“Joe Hanson, 22, of Chicago likes to watch television, but rarely on his TV. A folder on his computer lists an inventory of downloaded cable and network programming - the kind of thing that makes traditional media executives shudder.
He is an avid gamer. He tinkers comfortably with digital media - from creating Web sites and blogs to mixing his own hip-hop music files - and like most people his age, he has nearly constant access to his friends through instant messaging.
Karell Roxas, 24, a senior editor at Gurl.com, begins each day in her Williamsburg, Brooklyn, apartment with a diet of Gmail, Hotmail, work e-mail, NYTimes.com ("I haven't picked up a print newspaper in forever," she says) and blogs, in that order. She says it is a necessary regimen for maintaining a functional dialogue both at work and in her circle of friends.
It is all in keeping with recent research from the Pew Internet and American Life Project, which has found that while certain aspects of online life have become common across many age groups, it is the millennials who live at the digital edge.

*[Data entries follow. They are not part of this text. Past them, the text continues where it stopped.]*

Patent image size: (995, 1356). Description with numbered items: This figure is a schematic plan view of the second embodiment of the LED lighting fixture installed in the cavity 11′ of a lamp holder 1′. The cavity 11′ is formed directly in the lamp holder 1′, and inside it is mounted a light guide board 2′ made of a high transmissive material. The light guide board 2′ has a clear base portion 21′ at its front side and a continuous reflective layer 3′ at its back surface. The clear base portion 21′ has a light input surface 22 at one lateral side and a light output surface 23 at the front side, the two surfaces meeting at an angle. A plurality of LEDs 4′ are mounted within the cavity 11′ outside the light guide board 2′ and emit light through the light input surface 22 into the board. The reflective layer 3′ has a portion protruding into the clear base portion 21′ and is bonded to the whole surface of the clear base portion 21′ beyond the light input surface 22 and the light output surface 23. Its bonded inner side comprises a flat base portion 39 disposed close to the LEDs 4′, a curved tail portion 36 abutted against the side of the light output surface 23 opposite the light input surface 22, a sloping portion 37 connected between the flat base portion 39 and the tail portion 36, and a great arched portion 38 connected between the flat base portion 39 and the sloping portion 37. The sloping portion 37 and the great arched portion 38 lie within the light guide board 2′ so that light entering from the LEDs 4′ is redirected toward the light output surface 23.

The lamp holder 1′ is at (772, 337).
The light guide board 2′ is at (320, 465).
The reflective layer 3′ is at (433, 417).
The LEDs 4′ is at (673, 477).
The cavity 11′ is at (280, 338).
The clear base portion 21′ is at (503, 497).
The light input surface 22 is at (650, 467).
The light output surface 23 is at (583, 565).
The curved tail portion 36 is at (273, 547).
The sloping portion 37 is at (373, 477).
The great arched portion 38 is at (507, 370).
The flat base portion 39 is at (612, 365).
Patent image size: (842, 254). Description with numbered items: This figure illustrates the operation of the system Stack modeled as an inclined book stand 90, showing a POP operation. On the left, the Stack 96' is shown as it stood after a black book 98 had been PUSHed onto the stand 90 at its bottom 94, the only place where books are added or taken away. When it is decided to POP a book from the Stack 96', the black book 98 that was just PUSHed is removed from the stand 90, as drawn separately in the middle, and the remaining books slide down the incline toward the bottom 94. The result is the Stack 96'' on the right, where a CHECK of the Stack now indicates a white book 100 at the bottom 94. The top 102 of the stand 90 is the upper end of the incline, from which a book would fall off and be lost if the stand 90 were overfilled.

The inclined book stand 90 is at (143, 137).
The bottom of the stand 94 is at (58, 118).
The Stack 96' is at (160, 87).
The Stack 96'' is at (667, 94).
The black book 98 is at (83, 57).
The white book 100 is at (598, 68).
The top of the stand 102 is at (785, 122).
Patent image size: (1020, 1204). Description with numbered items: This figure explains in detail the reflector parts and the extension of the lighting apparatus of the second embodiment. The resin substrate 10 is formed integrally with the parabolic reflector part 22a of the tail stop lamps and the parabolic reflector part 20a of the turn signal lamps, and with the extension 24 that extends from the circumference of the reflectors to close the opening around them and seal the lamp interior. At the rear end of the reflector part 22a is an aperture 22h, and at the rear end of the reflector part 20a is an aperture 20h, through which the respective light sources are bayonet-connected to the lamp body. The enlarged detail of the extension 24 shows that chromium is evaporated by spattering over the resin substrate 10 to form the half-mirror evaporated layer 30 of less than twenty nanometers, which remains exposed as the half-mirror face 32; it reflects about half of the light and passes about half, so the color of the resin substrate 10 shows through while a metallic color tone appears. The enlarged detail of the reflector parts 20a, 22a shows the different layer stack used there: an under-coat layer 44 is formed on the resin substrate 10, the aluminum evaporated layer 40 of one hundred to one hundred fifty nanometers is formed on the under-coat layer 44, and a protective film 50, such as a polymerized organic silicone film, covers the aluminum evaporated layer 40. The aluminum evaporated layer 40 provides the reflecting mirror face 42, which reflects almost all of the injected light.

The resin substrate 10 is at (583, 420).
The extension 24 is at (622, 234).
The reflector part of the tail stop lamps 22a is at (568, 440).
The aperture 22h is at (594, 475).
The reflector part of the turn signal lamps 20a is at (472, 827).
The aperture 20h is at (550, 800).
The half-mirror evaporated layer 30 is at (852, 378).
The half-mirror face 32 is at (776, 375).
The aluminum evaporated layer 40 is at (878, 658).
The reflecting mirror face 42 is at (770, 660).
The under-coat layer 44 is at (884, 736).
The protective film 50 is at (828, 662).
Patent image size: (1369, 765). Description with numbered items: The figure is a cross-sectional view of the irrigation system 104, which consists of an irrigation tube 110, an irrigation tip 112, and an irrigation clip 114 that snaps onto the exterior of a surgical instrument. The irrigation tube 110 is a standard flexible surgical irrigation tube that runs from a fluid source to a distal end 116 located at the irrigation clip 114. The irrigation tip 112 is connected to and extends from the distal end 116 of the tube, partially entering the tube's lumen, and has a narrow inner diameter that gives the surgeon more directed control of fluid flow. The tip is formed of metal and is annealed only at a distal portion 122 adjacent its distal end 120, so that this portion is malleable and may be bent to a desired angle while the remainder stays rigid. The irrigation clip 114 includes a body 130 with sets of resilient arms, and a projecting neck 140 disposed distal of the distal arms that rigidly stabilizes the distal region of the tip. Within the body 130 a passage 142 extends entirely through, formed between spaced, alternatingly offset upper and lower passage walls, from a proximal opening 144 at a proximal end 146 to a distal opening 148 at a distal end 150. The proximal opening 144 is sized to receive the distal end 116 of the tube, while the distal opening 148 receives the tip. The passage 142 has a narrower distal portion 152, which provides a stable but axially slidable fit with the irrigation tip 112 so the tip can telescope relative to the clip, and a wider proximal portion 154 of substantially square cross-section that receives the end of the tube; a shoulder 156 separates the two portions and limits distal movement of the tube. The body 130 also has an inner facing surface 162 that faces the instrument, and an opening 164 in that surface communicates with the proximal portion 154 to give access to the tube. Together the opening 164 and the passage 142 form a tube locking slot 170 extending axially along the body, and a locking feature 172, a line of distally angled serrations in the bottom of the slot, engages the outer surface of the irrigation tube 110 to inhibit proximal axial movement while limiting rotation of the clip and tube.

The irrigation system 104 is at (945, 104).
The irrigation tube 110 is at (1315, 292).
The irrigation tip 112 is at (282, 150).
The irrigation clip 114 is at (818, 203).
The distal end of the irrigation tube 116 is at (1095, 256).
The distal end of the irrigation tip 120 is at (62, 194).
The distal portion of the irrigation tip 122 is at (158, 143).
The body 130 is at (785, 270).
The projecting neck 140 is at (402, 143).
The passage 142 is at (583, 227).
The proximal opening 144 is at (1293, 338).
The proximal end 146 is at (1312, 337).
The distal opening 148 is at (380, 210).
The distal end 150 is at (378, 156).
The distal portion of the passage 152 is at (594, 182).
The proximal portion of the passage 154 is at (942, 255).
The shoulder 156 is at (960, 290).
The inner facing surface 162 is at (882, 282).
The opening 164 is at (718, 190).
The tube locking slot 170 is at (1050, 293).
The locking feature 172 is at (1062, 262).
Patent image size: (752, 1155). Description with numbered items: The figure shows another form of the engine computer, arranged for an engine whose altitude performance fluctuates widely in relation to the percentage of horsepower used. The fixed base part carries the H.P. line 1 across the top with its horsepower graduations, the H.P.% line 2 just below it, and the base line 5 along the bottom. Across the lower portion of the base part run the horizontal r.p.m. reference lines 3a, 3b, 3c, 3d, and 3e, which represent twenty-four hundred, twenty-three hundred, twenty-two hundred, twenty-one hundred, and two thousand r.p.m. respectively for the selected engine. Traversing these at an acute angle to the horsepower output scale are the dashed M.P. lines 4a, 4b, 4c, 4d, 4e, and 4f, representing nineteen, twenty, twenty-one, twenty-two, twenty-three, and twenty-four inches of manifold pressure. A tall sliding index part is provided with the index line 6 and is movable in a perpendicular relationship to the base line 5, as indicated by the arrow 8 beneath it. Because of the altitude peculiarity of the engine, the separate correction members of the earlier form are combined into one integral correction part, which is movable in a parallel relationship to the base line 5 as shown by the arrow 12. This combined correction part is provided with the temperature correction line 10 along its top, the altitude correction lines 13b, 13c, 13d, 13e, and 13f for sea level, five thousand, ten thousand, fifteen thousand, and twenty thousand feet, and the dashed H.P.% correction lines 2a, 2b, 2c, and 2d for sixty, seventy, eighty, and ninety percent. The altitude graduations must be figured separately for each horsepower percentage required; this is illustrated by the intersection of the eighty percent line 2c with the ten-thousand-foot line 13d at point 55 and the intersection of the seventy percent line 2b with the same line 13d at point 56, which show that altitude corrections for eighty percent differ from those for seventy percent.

Among those with access to the Internet, for instance, e-mail services are as likely to be used by teenagers (89 percent) as by retirees (90 percent), according to Pew researchers. Creating a blog is another matter. Roughly 40 percent of teenage and 20-something Internet users do so, but just 9 percent of 30-somethings. Nearly 80 percent of online teenagers and adults 28 and younger report regularly visiting blogs, compared with just 30 percent of adults 29 to 40. About 44 percent of that older group sends text messages by cellphone, compared with 60 percent of the younger group.”